(Opere che si collocano "in prossimità del linguaggio pop", ma a differenza della Pop Art, "che ritrae oggetti prodotti, in questo caso viene rappresentato il denaro - strumento simbolico di valore - che, come un paradosso, è ciò che New York produce".

E' la mostra "American Pantheon" di Houben Tcherkelov (Alias Houben R.T.) artista newyorkese di origini bulgare, curata da Enea Chersicola e che si inaugura oggi (fino al 22 Novembre) nella galleria Tivarnella Art Consulting.

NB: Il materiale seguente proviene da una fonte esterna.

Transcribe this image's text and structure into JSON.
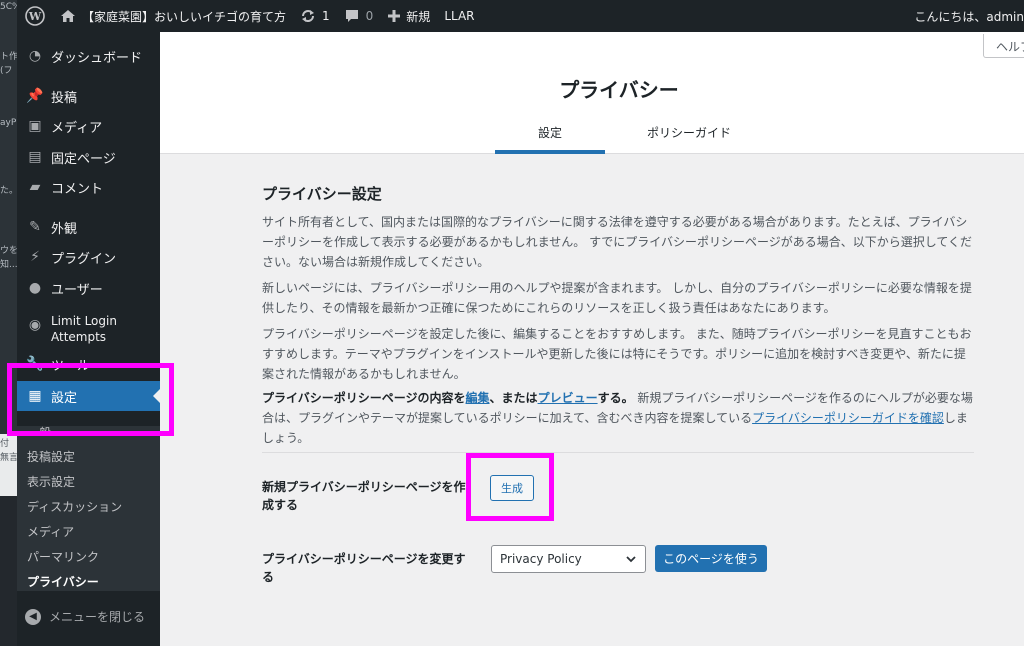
{
  "bleed": {
    "lines": [
      "5C%",
      "ト作",
      "(フ",
      "ayP",
      "た。",
      "ウを",
      "知...",
      "付",
      "無言"
    ]
  },
  "adminbar": {
    "site_title": "【家庭菜園】おいしいイチゴの育て方",
    "updates_count": "1",
    "comments_count": "0",
    "new_label": "新規",
    "llar_label": "LLAR",
    "greeting": "こんにちは、admin"
  },
  "sidebar": {
    "items": [
      {
        "label": "ダッシュボード",
        "icon": "dashboard-icon"
      },
      {
        "label": "投稿",
        "icon": "pin-icon"
      },
      {
        "label": "メディア",
        "icon": "media-icon"
      },
      {
        "label": "固定ページ",
        "icon": "page-icon"
      },
      {
        "label": "コメント",
        "icon": "comment-icon"
      },
      {
        "label": "外観",
        "icon": "brush-icon"
      },
      {
        "label": "プラグイン",
        "icon": "plugin-icon"
      },
      {
        "label": "ユーザー",
        "icon": "user-icon"
      },
      {
        "label": "Limit Login",
        "label2": "Attempts",
        "icon": "limit-login-icon"
      },
      {
        "label": "ツール",
        "icon": "tools-icon"
      },
      {
        "label": "設定",
        "icon": "settings-icon"
      }
    ],
    "submenu": [
      "一般",
      "投稿設定",
      "表示設定",
      "ディスカッション",
      "メディア",
      "パーマリンク",
      "プライバシー"
    ],
    "collapse_label": "メニューを閉じる"
  },
  "header": {
    "title": "プライバシー",
    "tabs": [
      "設定",
      "ポリシーガイド"
    ],
    "help_label": "ヘルプ"
  },
  "main": {
    "section_title": "プライバシー設定",
    "para1": "サイト所有者として、国内または国際的なプライバシーに関する法律を遵守する必要がある場合があります。たとえば、プライバシーポリシーを作成して表示する必要があるかもしれません。 すでにプライバシーポリシーページがある場合、以下から選択してください。ない場合は新規作成してください。",
    "para2": "新しいページには、プライバシーポリシー用のヘルプや提案が含まれます。 しかし、自分のプライバシーポリシーに必要な情報を提供したり、その情報を最新かつ正確に保つためにこれらのリソースを正しく扱う責任はあなたにあります。",
    "para3": "プライバシーポリシーページを設定した後に、編集することをおすすめします。 また、随時プライバシーポリシーを見直すこともおすすめします。テーマやプラグインをインストールや更新した後には特にそうです。ポリシーに追加を検討すべき変更や、新たに提案された情報があるかもしれません。",
    "para4": {
      "lead": "プライバシーポリシーページの内容を",
      "edit_link": "編集",
      "mid": "、または",
      "preview_link": "プレビュー",
      "tail": "する。",
      "rest": " 新規プライバシーポリシーページを作るのにヘルプが必要な場合は、プラグインやテーマが提案しているポリシーに加えて、含むべき内容を提案している",
      "guide_link": "プライバシーポリシーガイドを確認",
      "end": "しましょう。"
    },
    "create_label": "新規プライバシーポリシーページを作成する",
    "create_button": "生成",
    "change_label": "プライバシーポリシーページを変更する",
    "select_value": "Privacy Policy",
    "use_button": "このページを使う"
  },
  "colors": {
    "admin_bar": "#1d2327",
    "accent_blue": "#2271b1",
    "highlight": "#ff00ff"
  }
}
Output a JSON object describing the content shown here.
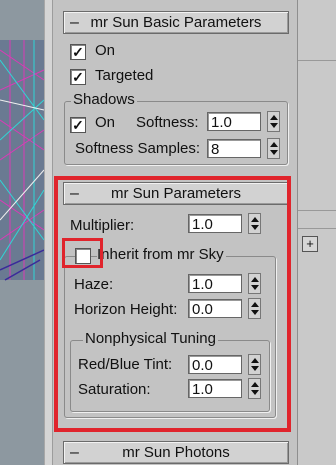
{
  "basic": {
    "title": "mr Sun Basic Parameters",
    "on_label": "On",
    "on_checked": "✓",
    "targeted_label": "Targeted",
    "targeted_checked": "✓",
    "shadows_title": "Shadows",
    "shadows_on_label": "On",
    "shadows_on_checked": "✓",
    "softness_label": "Softness:",
    "softness_value": "1.0",
    "samples_label": "Softness Samples:",
    "samples_value": "8"
  },
  "params": {
    "title": "mr Sun Parameters",
    "multiplier_label": "Multiplier:",
    "multiplier_value": "1.0",
    "inherit_label": "Inherit from mr Sky",
    "haze_label": "Haze:",
    "haze_value": "1.0",
    "horizon_label": "Horizon Height:",
    "horizon_value": "0.0",
    "nonphysical_title": "Nonphysical Tuning",
    "tint_label": "Red/Blue Tint:",
    "tint_value": "0.0",
    "saturation_label": "Saturation:",
    "saturation_value": "1.0"
  },
  "photons": {
    "title": "mr Sun Photons"
  },
  "colors": {
    "highlight": "#e0242c"
  }
}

"L'unico strumento globale di comunicazione è il denaro" dice Houben e dunque i suoi quadri, in questo ponte fra New York e Trieste, sono i volti dei padri fondatori degli Stati Uniti impressi però sulla cartamoneta di quel Paese. Attraverso foglia d'oro, d'argento e pittura acrilica, Tcherkelov li trasforma in icone contemporanee. La mostra diventa dunque "un'occasione unica per riflettere sul rapporto tra immagine, potere, storia ed economia". Una dinamica - quella sociale americana - che dal suo studio di Times Square, l'autore guarda con una visione privilegiata, insistendo sul fatto che "il denaro prende a prestito immagini della cultura di un Paese, trasformandole in simboli legati allo strumento di scambio, come indica lo stesso Tcherkelov. Quei simboli vengono allora ricondotti allo stato di opera d'arte. Dunque Alexander Hamilton, Abraham Lincoln hanno gli occhi cerchiati di nero, piangono vernice e sangue, hanno i capelli verde-blu come i colori delle banconote e le labbra vermiglie di una striscia di rossetto. Deformati, corrotti, mistificati.